Ella me enseñaba qué es el entusiasmo. Cuando veía algo o alguien que le gustaba, saltaba de alegría. Me enseñaba la importancia del placer. Ella vivía su placer de forma total y plena. También me había enseñado que para poder recibir, hay que confiar. Cuando un desconocido le daba un objeto, Léa no lo cogía. Dar no es difícil, lo difícil es recibir.

Es verdad, ella trastornó mi vida. Y sin embargo, era sólo un bebé. Pero me empujó a mi propio atrincheramiento, hizo que rebasara todos mis límites, me enfrentó al absoluto: al abandono, a la ternura, al sacrificio. Me dislocó y me alumbró. Yo era su hija. Desde ahora, yo era su criatura.

Capítulo 35

Escuché el contestador para ver si Nicolas me había dejado algún mensaje. Y en efecto, en el buzón de voz había uno pero no era de él. Era un mensaje de Florent, que me invitaba a un cóctel que daban unos amigos suyos editores.
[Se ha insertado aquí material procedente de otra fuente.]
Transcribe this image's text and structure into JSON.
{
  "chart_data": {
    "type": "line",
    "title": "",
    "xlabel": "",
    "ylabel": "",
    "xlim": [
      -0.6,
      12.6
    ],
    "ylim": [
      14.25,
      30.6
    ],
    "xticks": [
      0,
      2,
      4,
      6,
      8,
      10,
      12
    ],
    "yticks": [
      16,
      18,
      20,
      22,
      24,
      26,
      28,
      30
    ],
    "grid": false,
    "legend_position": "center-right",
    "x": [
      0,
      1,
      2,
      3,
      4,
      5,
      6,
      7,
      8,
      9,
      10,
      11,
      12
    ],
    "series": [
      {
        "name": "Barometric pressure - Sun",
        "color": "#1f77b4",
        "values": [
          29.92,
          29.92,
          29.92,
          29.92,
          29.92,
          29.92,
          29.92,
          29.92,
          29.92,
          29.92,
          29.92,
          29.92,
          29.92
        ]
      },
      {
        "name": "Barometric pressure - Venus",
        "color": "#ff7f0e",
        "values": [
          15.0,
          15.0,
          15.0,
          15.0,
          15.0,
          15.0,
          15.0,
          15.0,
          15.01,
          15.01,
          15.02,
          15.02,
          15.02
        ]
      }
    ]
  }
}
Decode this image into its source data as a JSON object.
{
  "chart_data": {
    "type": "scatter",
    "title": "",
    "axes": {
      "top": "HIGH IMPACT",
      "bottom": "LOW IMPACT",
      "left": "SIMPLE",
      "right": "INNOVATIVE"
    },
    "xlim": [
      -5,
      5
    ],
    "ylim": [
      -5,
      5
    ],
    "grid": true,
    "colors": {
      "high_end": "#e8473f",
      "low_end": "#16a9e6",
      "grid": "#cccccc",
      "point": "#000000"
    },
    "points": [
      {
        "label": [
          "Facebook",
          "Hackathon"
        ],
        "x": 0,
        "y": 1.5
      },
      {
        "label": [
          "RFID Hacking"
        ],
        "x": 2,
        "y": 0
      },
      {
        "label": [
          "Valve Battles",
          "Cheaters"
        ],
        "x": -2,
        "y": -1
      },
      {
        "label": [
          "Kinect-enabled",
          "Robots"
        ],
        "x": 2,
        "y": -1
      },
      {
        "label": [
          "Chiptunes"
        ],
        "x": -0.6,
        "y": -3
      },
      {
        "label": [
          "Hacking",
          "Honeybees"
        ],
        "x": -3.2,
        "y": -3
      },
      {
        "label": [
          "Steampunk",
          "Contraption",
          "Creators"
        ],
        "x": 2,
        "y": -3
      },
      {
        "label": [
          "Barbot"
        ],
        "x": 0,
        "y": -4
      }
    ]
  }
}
Me vestí y me peiné. No me reconocía en el espejo. Arreglada así, con un vestido negro, el pelo liso, los ojos pintados y la boca color frambuesa, parecía una mujer. Salí para acudir al cóctel que tenía lugar en el hotel Lutétia. Allí, en el sótano, había una nube de periodistas, de responsables de prensa y de personajes que se apretujaban alrededor de los canapés y la champaña. Cuando Florent me vio, se abrió paso entre la multitud para venir a recibirme. Me sentí valorada por esa señal de cariño y de agradecimiento. En sus ojos, me sentí guapa.

Al final del cóctel, Florent me propuso llevarme a cenar.